Profitant de ses relations très amicales avec le Premier ministre Netanyahou et montrant ainsi qu’il est un vrai ami d’Israël, le président Sarkozy, c’est encore à son honneur, est allé beaucoup plus loin. Il a dit à Netanyahou en privé, mais devant témoins : « Débarrasse-toi de ce Lieberman, qui ressemble au Jean-Marie Le Pen de chez nous et dont les propos publics me font dresser les cheveux sur la tête.

Remplace-le par Tzipi Livni. Avec elle et Ehoud Barak, tu as une autre majorité avec laquelle tu pourras écrire un nouveau chapitre de l’histoire de ton pays. »

Ahmadinejad : qui a daigné le recevoir depuis qu’il a été mal réélu ?
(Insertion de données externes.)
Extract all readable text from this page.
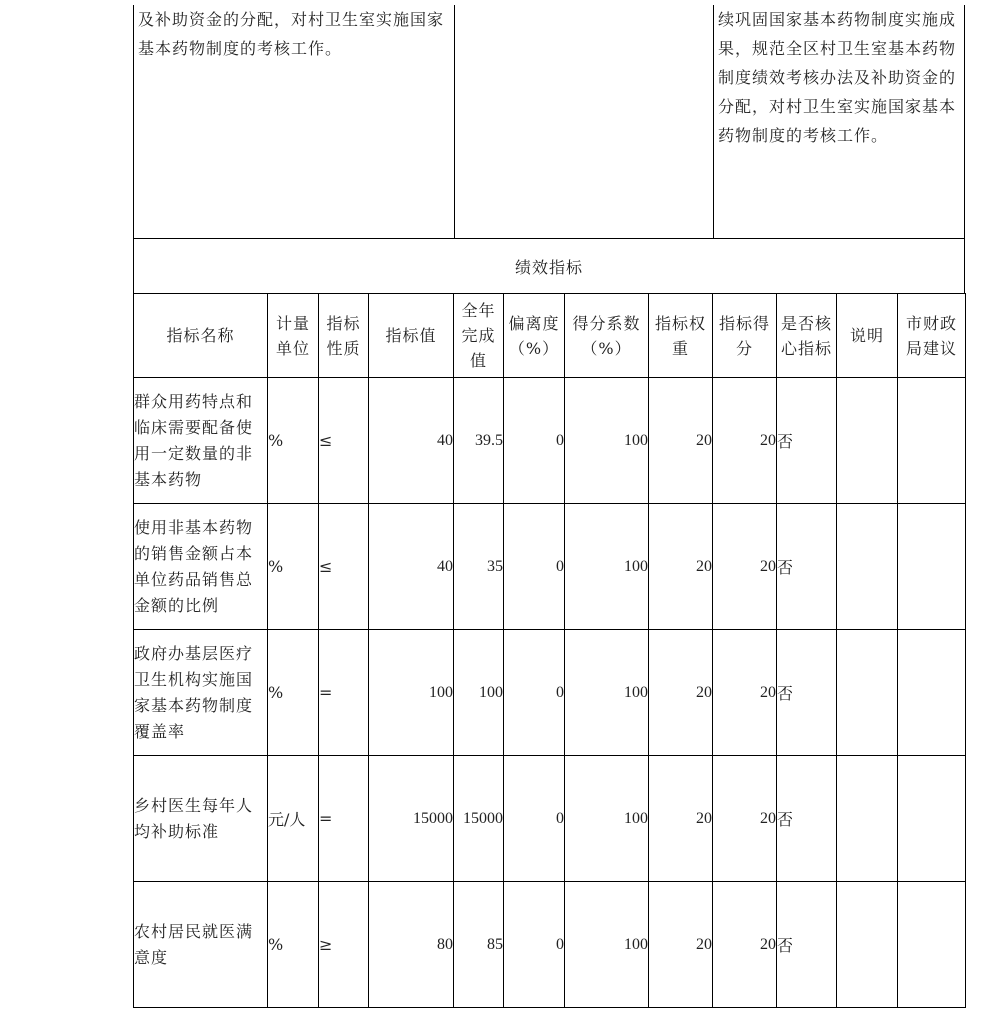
及补助资金的分配，对村卫生室实施国家基本药物制度的考核工作。
续巩固国家基本药物制度实施成果，规范全区村卫生室基本药物制度绩效考核办法及补助资金的分配，对村卫生室实施国家基本药物制度的考核工作。
绩效指标
指标名称	计量单位	指标性质	指标值	全年完成值	偏离度（%）	得分系数（%）	指标权重	指标得分	是否核心指标	说明	市财政局建议
群众用药特点和临床需要配备使用一定数量的非基本药物	%	≤	40	39.5	0	100	20	20	否		
使用非基本药物的销售金额占本单位药品销售总金额的比例	%	≤	40	35	0	100	20	20	否		
政府办基层医疗卫生机构实施国家基本药物制度覆盖率	%	=	100	100	0	100	20	20	否		
乡村医生每年人均补助标准	元/人	=	15000	15000	0	100	20	20	否		
农村居民就医满意度	%	≥	80	85	0	100	20	20	否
– Le président russe Dmitri Medvedev (qui avait d’ailleurs reçu Lieberman comme l’a fait, dans son sillage, le Premier ministre Vladimir Poutine).

Tous les deux étaient bien contents de s’entretenir dans leur langue avec cet ancien compatriote, émigré en Israël…

– Mouammar Kaddafi, trop heureux d’utiliser le président iranien pour une énième provocation, l’a invité au sommet de l’Union africaine à Syrte. Ahmadinejad s’est annulé après s’être annoncé.

N’en doutez pas : ce « mal réélu » peinera à se faire recevoir en dehors du petit cercle de pays qui ferment les yeux sur les conditions de sa réélection, et chacun de ses voyages suscitera des réactions négatives.

Lieberman et Ahmadinejad ont donc un point commun de plus : dès lors qu’on se respecte et qu’on a une opinion publique à ménager, on répugne à leur serrer la main et à se laisser photographier avec eux.

On s’abstient donc de le faire, sauf si on y est absolument obligé par la fonction qu’on occupe.

En un mot comme en mille, ils sont infréquentables et cela rejaillit à la fois sur leur pays et sur la communauté dont ils se réclament, qu’ils pensent servir et, en fait, desservent.

Tant qu’ils garderont Mahmoud Ahmadinejad et Avigdor Lieberman comme leurs numéros deux, Ali Khamenei, Guide suprême de la République islamique d’Iran, et Benyamin Netanyahou, Premier ministre d’Israël, donneront une image brouillée de leur pays et enverront au reste du monde le mauvais signal :

ils nous signifient qu’ils n’ont pas opté pour l’entente et la coopération avec leurs voisins, qu’ils se sont mis, au contraire, dans une posture d’affrontement et une logique de guerre.

Leur peuple et le monde devront maintenir la pression jusqu’à ce qu’ils cèdent et se débarrassent de ces deux mauvais sujets. Ou soient eux-mêmes remplacés.

Conclusion : on peut affirmer, sans crainte de se tromper, que la crise de régime en Iran n’est pas terminée et que l’actuelle majorité au pouvoir en Israël n’est pas celle qui mènera le pays à la paix avec ses voisins et la région à la stabilité.